Urbino città ideale, metafisica, acronica: è una condizione anomala, quella della città ducale delle Marche, immersa in un attimo sospeso tra il verde del paesaggio, la nebbia e l’incarnazione del Rinascimento. Culla di arte e storia, tanto forte è il suo essere senza tempo che ha fatto sì che, nonostante la presenza attiva di una delle Accademie d’Arte di eccellenza nel Paese, l’arte contemporanea non sia stata in passato promossa e prodotta come peculiarità del centro culturale.
A risolvere questa lacuna ci sta egregiamente pensando in questi ultimi tempi Spazio K, sorprendente area sotterranea che ospitava storicamente le cucine del Palazzo Ducale. Là dove tutto sa di antico si è trovata la via del presente, dando modo ad artisti emergenti di esprimere i linguaggi del contemporaneo. È in questa ottica che, per la seconda edizione, si sta svolgendo la rassegna Cambi di rotta, attualmente con la personale di Simone Cametti (Roma, 1982), legato alla città ducale per aver intrapreso lì la sua iniziale formazione artistica, molto prima di far approdare la propria ricerca, toccando diversi percorsi in Italia e in Europa, al progetto Dolomiti Contemporanee, a cui sta attualmente lavorando.
UNA METAFORA VINCENTE
È evidente come la montagna sia una dimensione congeniale per la ricerca di Cametti, tanto da esser stata scelta come tematica e sede di significati metaforici per la mostra urbinate. Media montagna è il titolo, inteso come aggettivo e sostantivo, anche se, aggirandosi nelle ampie ed evocative sale sotterranee attraverso immagini, luci, suoni e installazioni, si ha l’idea di trovarsi “in mezzo” alla montagna, non fisicamente (non è una mostra di paesaggio, componente presente ma non dominante, né di mimesi ambientale) ma idealmente: si ha l’idea di come Cametti percepisca la propria personale presenza nella rarefazione dell’altitudine.

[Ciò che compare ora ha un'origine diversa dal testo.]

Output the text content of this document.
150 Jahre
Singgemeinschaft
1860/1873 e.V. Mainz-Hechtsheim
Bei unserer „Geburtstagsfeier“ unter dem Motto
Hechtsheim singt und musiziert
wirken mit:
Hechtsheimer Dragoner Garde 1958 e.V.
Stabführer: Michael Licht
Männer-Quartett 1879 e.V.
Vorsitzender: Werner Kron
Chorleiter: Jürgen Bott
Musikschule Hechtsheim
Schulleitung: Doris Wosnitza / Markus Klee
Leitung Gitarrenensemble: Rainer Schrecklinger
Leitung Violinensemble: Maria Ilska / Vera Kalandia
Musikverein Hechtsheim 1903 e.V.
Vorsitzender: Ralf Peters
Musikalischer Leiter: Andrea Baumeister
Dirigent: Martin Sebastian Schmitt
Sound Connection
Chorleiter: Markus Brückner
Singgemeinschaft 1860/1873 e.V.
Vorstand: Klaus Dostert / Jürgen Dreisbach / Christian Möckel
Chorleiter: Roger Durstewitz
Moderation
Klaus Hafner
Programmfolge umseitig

Diventa quindi possibile ascoltare il rumore registrato dei sassi che cozzano sul ghiaccio che si rompe e trovarlo solenne e inesorabile; dominare lampi, evocati con tubi contorti al neon, abbatterli in orizzontale e intrappolarli in casse di legno sul pavimento; ribaltare il ciclo vitale della vegetazione rinnovando la vitalità di prati secchi con l’irrorazione di pigmenti verdi, come testimoniato dal video-performance; ascoltare, in un’installazione classicamente concettuale, riproduzioni di vecchie canzoni degli Anni Quaranta registrate nel riecheggio di una lontana cava di marmo, e sapere che si tratta di Tina Allori, nonna dell’artista e famosa cantante dell’epoca.
TECNICHE E LUOGHI
Una riflessione sul tempo e sullo spazio, quindi, che affonda nelle proprie origini e si dilata nel mondo: ognuna delle singole opere, significativamente realizzate secondo un varietà di tecniche e linguaggi diversi, nasce e si sviluppa a partire da precisi luoghi fisici, ovviamente montani, dislocati tra i continenti, ne svela le suggestioni filtrate dai sensi e dalla mente dell’autore, per ricomporsi in un cosmo racchiuso nella sala espositiva.